Those who still haven’t heard it, failed to understand it, or still find it difficult to believe it, should be told the following: The elections are here already.
If there was still any doubt about it Sunday morning, and perhaps even hope that the political establishment will regain its senses and perform a national cost-benefit analysis, by evening time it was already clear. Livni’s appearance at the newscasts of the three major television channels, in an attempt to turn the failure to form a government into a political campaign, made it clear that she is going for elections. Moreover, she certainly intends to give it a good fight.
However, Livni is not the only one: If only our politicians were quick in other areas the way they rush into battle when the scent of elections is in the air, perhaps this country would look differently. Even before Livni arrived at the Presidential Residence to inform Peres of her failure, other parties already closed ranks, media messages were pulled out, and every party was quick to radicalize its positions and address potential voters.
And so, Jerusalem’s unity became the central reason for Shas’ refusal to join the government, Likud pointed to Livni’s failure to form a government as evidence that she cannot lead a country, and Labor noted that it behaved responsibly and gave Livni a chance to form a coalition, but she squandered it.
And what about Livni? Well, this is an easy one: She did not fail in forming a government, but rather, she chose not to form it because she was unwilling to capitulate in the face of extortion.
What kind of public impression has been left by Livni after more than a month of failed negotiations? Or perhaps the decision to go to elections and not give Shas more money would leave their mark on the Israeli public? And what is Labor’s situation in the wake of its grotesque agreement with Kadima? Where does Netanyahu stand, after making stately pretenses, but being in cahoots with Shas’ Eli Yishai while doing so? And what is Shas’ position among potential voters after rejecting Livni’s offer and gambling on child allowances?

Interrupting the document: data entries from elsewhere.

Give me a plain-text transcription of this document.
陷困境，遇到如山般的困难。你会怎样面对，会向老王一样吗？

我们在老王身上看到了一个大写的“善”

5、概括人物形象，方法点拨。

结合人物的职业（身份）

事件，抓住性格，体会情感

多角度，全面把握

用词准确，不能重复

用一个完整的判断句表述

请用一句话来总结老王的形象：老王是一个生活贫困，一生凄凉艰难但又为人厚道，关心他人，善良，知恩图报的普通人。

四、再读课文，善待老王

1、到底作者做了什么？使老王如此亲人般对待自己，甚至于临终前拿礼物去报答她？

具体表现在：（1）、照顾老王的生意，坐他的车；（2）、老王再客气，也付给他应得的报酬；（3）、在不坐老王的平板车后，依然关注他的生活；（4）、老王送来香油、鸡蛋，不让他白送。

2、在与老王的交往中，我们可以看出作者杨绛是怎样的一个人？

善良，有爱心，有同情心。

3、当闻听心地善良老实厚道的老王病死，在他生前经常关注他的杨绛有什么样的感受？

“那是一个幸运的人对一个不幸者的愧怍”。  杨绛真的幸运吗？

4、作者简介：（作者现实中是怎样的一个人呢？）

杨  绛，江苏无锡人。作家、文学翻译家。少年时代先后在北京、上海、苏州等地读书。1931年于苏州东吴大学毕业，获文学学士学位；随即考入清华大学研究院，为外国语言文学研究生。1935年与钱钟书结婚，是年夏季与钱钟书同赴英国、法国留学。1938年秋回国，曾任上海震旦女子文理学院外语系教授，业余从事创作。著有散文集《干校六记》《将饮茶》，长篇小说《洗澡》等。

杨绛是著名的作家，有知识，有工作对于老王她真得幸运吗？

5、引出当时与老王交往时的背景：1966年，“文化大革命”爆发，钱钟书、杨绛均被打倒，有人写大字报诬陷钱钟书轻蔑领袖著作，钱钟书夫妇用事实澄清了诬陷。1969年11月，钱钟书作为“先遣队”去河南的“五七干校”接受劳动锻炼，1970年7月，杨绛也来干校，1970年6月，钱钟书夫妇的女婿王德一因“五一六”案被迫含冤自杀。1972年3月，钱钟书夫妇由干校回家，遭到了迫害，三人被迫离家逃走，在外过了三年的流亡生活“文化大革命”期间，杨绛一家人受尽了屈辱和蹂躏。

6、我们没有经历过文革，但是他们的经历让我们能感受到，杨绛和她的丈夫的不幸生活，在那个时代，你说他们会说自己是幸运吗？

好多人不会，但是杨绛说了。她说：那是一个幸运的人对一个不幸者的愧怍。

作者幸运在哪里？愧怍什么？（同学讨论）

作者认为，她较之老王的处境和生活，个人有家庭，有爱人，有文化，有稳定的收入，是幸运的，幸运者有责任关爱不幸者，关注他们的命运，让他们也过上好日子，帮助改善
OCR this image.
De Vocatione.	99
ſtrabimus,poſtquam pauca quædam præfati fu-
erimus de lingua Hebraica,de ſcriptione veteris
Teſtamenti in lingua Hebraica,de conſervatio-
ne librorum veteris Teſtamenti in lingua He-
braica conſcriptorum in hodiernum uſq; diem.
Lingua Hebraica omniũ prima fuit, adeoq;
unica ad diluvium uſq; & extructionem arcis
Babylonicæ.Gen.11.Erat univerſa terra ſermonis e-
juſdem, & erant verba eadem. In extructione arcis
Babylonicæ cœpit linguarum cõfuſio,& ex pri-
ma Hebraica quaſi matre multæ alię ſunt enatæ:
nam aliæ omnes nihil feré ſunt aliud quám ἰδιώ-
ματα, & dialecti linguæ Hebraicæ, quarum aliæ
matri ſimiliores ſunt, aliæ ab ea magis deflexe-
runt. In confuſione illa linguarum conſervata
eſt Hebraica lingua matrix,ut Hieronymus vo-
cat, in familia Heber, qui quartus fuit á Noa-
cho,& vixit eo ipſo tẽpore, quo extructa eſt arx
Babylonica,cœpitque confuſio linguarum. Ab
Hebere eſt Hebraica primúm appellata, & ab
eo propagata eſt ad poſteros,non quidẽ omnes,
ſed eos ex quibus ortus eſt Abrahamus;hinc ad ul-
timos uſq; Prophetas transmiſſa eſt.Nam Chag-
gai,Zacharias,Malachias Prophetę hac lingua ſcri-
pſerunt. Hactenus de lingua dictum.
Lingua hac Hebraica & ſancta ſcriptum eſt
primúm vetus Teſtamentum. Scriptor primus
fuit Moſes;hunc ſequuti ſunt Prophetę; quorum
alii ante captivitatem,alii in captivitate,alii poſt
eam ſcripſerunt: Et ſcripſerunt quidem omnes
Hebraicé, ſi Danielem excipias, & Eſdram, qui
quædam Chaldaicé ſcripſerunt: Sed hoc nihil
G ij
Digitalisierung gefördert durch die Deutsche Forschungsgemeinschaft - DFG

A poll conducted by the Dahaf Institute, headed by Mina Tzemach, on behalf of Yedioth Ahronoth Sunday showed that had elections been held today, Kadima would win with 29 Knesset seats, followed by Likud with 26. Meanwhile, Labor and Shas would win only 11 seats each. The dead-heat between Livni and Netanyahu leads us to conclude that the battle for forming the government following the elections will pit the two large blocs against each other – the rightist bloc headed by Netanyahu, and the leftist bloc headed by Livni.
Should the person tasked with forming the next government – Livni or Netanyahu – decide to establish a national unity government, Shas could end up finding itself with little influence and even smaller child allowances.